A common question Hasseli.
Please read carefully the three replies I thumbs Up'ed (demigrog2, Fred Loveless and Jake Brodsky), they are spot on. Back after Stuxnet we had major newspapers and magazines with "Experts" and article titles stating "Virus in PLC". I corrected a few back then until I grew tired. :) Back then our survey showed over 90% did not know PLCs don't get viruses, computers do. (As Demi, Fred and Jake detailed for you.) I would just add PLCs (micro-processors) do not, but HMI (computers) and PACs (computers) do. Most secure operation is isolation, training... training, then industrial serial, industrial proprietary protocol (like DH+), then isolation industrial network (no connection to front office). Least secure... Cloud/internet connected and smart phone connected.
To see more detailed explanations, see https://bin95.com/Industrial-network-security.htm and http://plc-training.org/plc-network-to-hmi-scada.html
Hope this helps more.
(Thanks Demi, Fred and Jake for education other visitors to this discussion.)
I'd take exception to the statement that PLCs don't get viruses; no reason they can't.
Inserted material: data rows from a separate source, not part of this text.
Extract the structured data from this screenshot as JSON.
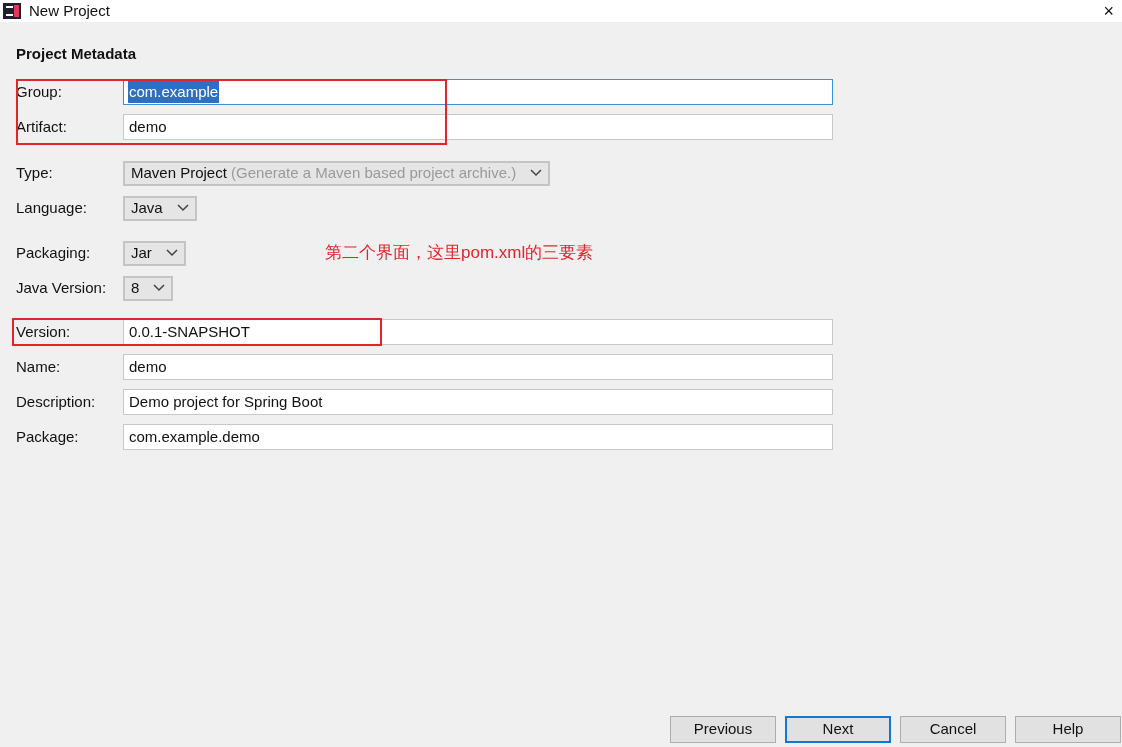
{
  "window": {
    "title": "New Project",
    "close": "×"
  },
  "heading": "Project Metadata",
  "fields": [
    {
      "kind": "text",
      "label": "Group:",
      "value": "com.example",
      "focused": true,
      "text_selected": true
    },
    {
      "kind": "text",
      "label": "Artifact:",
      "value": "demo",
      "focused": false,
      "text_selected": false
    },
    {
      "kind": "dropdown",
      "label": "Type:",
      "value": "Maven Project",
      "note": "(Generate a Maven based project archive.)"
    },
    {
      "kind": "dropdown",
      "label": "Language:",
      "value": "Java"
    },
    {
      "kind": "dropdown",
      "label": "Packaging:",
      "value": "Jar"
    },
    {
      "kind": "dropdown",
      "label": "Java Version:",
      "value": "8"
    },
    {
      "kind": "text",
      "label": "Version:",
      "value": "0.0.1-SNAPSHOT",
      "focused": false,
      "text_selected": false
    },
    {
      "kind": "text",
      "label": "Name:",
      "value": "demo",
      "focused": false,
      "text_selected": false
    },
    {
      "kind": "text",
      "label": "Description:",
      "value": "Demo project for Spring Boot",
      "focused": false,
      "text_selected": false
    },
    {
      "kind": "text",
      "label": "Package:",
      "value": "com.example.demo",
      "focused": false,
      "text_selected": false
    }
  ],
  "annotation": "第二个界面，这里pom.xml的三要素",
  "buttons": [
    {
      "label": "Previous",
      "default": false
    },
    {
      "label": "Next",
      "default": true
    },
    {
      "label": "Cancel",
      "default": false
    },
    {
      "label": "Help",
      "default": false
    }
  ]
}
Most are just industrial PCs running a RTOS like Vxworks, realtime linux, or QNX. While general purpose viruses probably won't touch those platforms, the "advanced persistent threats" out there certainly do. Sometimes it is trivially easy--a lot of industrial devices still have SSH or Telnet ports open, and have hardcoded or simple defaults for root passwords. Too many people depend on airgaps, sometimes without knowing their airgap has been compromised and their PLC shows up on a simple port scan of the internet. Sad, but fortunately getting less common as the easy pickings are taken out by hackers and script kiddies.